I had a close friend over for a surprise visit because I SMSed him because I couldn’t break a train of thought.
It’s been happening to me a lot lately, it’s as if I reach an impasse in my mind and I can’t break free. It affects my sleep, my self image and my social life. It helps to discuss it, but it has to be in a setting where I feel comfortable enough to open up and put the thoughts into words, with someone I feel comfortable with, and by doing that understand what’s my primary drive behind my thoughts.
Each time I feel like this I get extremely emotionally overwhelmed, I remember six months back, I couldn’t cry. Now I do. I cry almost every night when I come home, from sitting alone in an apartment which I’m not sure I feel comfortable in anymore.
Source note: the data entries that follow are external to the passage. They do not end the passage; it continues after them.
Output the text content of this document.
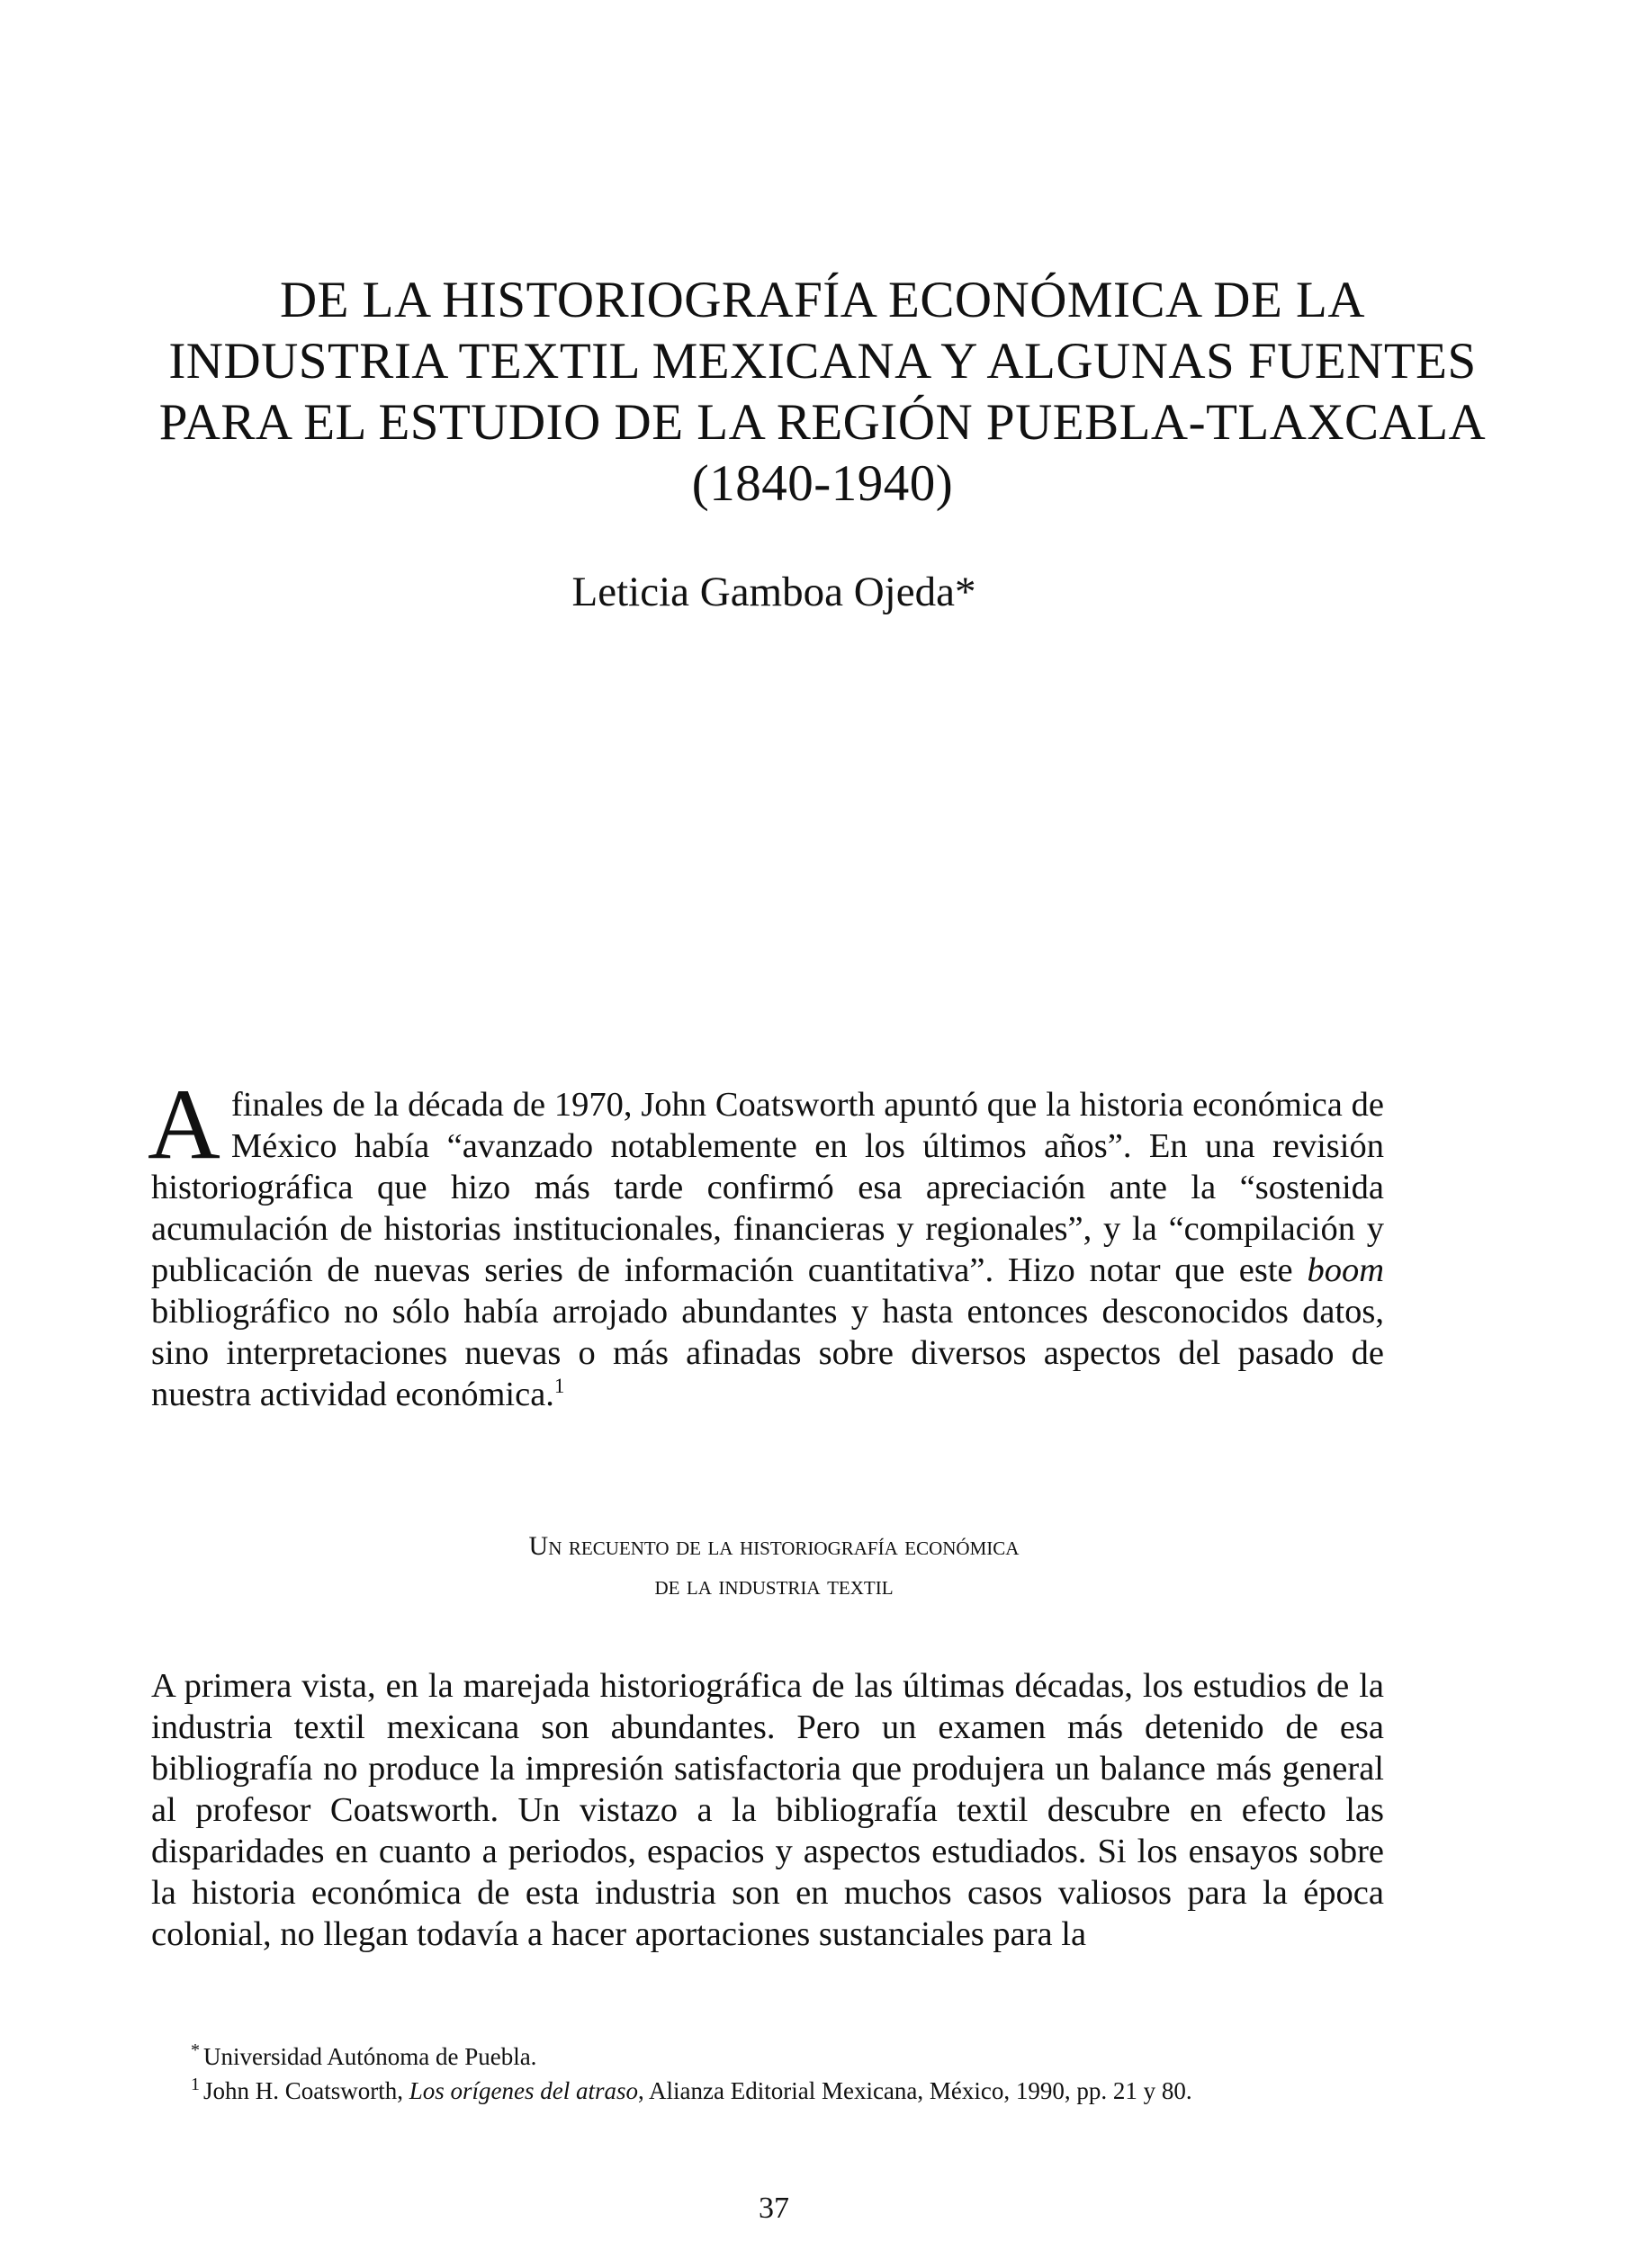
DE LA HISTORIOGRAFÍA ECONÓMICA DE LA
INDUSTRIA TEXTIL MEXICANA Y ALGUNAS FUENTES
PARA EL ESTUDIO DE LA REGIÓN PUEBLA-TLAXCALA
(1840-1940)
Leticia Gamboa Ojeda*

A finales de la década de 1970, John Coatsworth apuntó que la historia económica de México había “avanzado notablemente en los últimos años”. En una revisión historiográfica que hizo más tarde confirmó esa apreciación ante la “sostenida acumulación de historias institucionales, financieras y regionales”, y la “compilación y publicación de nuevas series de información cuantitativa”. Hizo notar que este boom bibliográfico no sólo había arrojado abundantes y hasta entonces desconocidos datos, sino interpretaciones nuevas o más afinadas sobre diversos aspectos del pasado de nuestra actividad económica.$^1$

Un recuento de la historiografía económica
de la industria textil

A primera vista, en la marejada historiográfica de las últimas décadas, los estudios de la industria textil mexicana son abundantes. Pero un examen más detenido de esa bibliografía no produce la impresión satisfactoria que produjera un balance más general al profesor Coatsworth. Un vistazo a la bibliografía textil descubre en efecto las disparidades en cuanto a periodos, espacios y aspectos estudiados. Si los ensayos sobre la historia económica de esta industria son en muchos casos valiosos para la época colonial, no llegan todavía a hacer aportaciones sustanciales para la

* Universidad Autónoma de Puebla.
$^1$ John H. Coatsworth, Los orígenes del atraso, Alianza Editorial Mexicana, México, 1990, pp. 21 y 80.
37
Each time I try to contact someone I want to get to know better, whom I may potentially want to have some kind of relationship with (if it works out – you can’t ask for more than that, can you?) and they don’t respond to SMS or phone, I end up feeling worthless. Am I that unworthy that people can’t even say “no” via SMS? Yes, I know they never want to disappoint people, or forget, or don’t have the time, but each time I feel more and more worthless and it feels like I spend less time bothering about it, because it’s not going to change anyway.
So, the conclusion is, I need to find a hobby, or something to do that makes me more socially active and gets me into some kind of social circle that is expansive. Right now I feel I’m walking in circles. If I don’t meet someone, I’m at least spending time being social and not sitting alone thinking about how worthless I get from getting no response from people.